A 500 Milhas de Indianápolis representa um dos grandes marcos do automobilismo mundial. É uma das raras corridas que ainda se mantém fiel às suas origens, desde sua primeira edição em 1911. Quatro curvas simétricas para a esquerda, duas milhas e meia (4 km) por volta em um total de duzentas voltas e muita coragem para acelerar. Nada mais.
As regras evoluíram ao longo dos anos, assim como os carros, seguindo o ritmo das novas tecnologias disponíveis e o interesse em criar um espetáculo sempre atraente ao público e não aos interesses paralelos ao esporte como patrocínios e exposição de mídia, talvez este o grande diferenciador da Indy se comparada com a F-1, ao meu ver.
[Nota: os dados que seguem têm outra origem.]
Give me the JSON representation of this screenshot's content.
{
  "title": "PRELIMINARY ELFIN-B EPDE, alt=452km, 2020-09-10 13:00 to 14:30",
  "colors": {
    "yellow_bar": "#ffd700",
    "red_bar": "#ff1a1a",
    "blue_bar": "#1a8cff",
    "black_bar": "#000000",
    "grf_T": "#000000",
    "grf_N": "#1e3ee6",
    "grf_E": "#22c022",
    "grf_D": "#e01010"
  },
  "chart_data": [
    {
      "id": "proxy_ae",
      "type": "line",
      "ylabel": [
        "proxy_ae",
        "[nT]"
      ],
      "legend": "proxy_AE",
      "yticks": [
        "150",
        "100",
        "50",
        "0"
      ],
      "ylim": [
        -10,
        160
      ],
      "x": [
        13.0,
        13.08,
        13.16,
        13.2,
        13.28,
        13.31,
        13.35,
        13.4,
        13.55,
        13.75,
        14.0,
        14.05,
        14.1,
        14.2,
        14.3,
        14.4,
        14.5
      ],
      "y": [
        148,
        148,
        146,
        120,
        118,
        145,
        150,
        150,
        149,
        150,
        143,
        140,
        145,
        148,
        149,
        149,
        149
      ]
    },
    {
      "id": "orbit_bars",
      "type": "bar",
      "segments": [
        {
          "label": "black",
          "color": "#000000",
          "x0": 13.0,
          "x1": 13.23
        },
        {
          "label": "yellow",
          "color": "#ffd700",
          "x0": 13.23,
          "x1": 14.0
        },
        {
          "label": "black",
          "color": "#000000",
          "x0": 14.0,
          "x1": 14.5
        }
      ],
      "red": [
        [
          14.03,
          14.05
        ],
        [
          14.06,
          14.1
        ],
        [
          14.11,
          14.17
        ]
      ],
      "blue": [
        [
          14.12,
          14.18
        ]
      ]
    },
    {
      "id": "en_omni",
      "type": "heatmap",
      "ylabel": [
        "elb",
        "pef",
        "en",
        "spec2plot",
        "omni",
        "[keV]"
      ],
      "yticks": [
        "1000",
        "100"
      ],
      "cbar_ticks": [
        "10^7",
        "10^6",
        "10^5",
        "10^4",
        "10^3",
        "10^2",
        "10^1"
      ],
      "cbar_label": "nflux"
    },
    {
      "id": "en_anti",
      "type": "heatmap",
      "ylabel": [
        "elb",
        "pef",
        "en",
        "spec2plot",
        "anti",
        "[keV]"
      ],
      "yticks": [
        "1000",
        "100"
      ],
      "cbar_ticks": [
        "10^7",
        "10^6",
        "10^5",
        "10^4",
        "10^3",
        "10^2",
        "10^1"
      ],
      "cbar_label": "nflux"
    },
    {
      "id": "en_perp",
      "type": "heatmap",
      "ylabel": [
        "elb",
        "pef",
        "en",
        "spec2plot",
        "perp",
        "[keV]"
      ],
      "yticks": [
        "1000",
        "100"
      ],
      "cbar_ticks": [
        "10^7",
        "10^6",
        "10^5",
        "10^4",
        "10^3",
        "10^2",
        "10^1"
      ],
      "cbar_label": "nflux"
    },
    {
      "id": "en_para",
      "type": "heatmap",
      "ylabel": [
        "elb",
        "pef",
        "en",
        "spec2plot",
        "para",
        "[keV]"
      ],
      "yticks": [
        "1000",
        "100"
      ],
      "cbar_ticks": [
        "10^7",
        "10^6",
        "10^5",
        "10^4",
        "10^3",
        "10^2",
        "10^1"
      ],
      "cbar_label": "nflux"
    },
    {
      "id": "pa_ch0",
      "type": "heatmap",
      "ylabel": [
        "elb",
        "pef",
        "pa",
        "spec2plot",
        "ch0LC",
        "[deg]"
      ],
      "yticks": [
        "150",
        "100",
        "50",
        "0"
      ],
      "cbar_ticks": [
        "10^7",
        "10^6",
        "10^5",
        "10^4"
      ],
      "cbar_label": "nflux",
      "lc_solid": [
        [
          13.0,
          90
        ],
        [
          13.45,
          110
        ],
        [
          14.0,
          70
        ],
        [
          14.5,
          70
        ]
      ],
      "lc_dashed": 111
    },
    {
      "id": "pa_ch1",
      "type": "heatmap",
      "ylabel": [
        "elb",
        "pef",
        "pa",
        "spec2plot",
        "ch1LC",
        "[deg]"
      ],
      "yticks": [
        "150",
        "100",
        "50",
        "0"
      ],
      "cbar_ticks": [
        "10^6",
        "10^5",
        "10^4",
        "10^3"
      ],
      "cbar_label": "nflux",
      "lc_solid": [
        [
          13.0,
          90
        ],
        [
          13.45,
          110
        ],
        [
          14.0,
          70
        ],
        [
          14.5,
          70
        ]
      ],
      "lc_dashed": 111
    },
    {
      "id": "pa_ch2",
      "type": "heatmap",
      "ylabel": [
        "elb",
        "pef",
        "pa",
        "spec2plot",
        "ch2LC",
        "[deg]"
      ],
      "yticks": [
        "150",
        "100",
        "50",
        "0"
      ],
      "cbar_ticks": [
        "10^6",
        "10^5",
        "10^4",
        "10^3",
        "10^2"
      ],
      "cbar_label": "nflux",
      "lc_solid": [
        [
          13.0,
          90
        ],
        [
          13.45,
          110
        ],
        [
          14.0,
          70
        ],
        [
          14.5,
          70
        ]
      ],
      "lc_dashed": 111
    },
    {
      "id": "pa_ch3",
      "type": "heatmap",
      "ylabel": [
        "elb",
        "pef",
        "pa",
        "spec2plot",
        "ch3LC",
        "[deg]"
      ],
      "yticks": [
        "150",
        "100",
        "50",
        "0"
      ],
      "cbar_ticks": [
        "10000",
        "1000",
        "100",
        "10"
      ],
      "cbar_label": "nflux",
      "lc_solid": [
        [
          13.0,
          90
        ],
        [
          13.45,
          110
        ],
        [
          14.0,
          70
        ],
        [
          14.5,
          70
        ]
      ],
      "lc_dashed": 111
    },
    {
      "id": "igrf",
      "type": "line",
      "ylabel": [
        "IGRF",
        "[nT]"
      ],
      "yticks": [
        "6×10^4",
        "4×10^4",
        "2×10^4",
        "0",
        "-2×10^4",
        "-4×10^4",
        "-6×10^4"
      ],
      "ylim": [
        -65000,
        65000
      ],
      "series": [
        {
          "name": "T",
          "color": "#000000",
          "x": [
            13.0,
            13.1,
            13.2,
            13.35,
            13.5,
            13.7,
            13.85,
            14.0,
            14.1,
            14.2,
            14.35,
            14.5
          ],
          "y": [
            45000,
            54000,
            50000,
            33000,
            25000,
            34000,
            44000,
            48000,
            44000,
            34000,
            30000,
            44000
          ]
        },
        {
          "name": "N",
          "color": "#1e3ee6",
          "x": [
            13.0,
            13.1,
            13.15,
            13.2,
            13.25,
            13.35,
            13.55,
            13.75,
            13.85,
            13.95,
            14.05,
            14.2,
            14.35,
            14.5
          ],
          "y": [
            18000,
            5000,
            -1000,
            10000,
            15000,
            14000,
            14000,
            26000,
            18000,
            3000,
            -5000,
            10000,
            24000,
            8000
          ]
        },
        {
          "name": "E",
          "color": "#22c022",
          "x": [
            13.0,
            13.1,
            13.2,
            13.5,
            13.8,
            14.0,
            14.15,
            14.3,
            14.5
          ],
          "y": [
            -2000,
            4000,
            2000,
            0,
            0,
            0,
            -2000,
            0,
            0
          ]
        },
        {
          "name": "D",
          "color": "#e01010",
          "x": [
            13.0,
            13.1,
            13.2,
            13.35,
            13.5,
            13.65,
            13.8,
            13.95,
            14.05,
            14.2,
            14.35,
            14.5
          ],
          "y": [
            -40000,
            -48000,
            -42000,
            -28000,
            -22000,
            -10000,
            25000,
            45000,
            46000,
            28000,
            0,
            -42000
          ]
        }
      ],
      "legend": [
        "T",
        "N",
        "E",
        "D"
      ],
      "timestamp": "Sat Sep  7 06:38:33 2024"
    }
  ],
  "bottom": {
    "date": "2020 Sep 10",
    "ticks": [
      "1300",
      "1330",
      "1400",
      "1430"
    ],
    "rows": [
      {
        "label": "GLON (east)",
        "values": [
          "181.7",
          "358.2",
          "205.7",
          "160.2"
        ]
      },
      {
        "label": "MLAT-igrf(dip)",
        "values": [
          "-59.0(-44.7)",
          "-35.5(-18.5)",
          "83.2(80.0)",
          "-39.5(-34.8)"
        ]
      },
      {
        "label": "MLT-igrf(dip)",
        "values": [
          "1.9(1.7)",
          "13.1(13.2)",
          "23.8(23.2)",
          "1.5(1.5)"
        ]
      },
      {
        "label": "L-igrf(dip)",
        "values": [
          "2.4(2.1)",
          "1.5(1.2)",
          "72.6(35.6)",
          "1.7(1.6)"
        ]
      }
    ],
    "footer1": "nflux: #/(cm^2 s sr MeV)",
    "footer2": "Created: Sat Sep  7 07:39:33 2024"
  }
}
Sendo um circuito único no mundo, com características construtivas que nenhum outro autódromo possui, Indianápolis acabou gerando necessidades especiais dos carros que nele competem para que fossem mais eficientes e velozes.
Nas primeiras décadas da Indy 500 os carros eram basicamente todos de motor dianteiro e tração traseira, que os americanos chamavam de roadsters. Os motores variavam bastante, tento até participação de carros a diesel nos anos 30 e 40, quando o piloto Dave Evans completou as 500 milhas sem nenhuma parada para reabastecer. Anos depois surgiam os famosos motores Offenhauser, criação do genial Harry Miller, mas esta é uma outra história.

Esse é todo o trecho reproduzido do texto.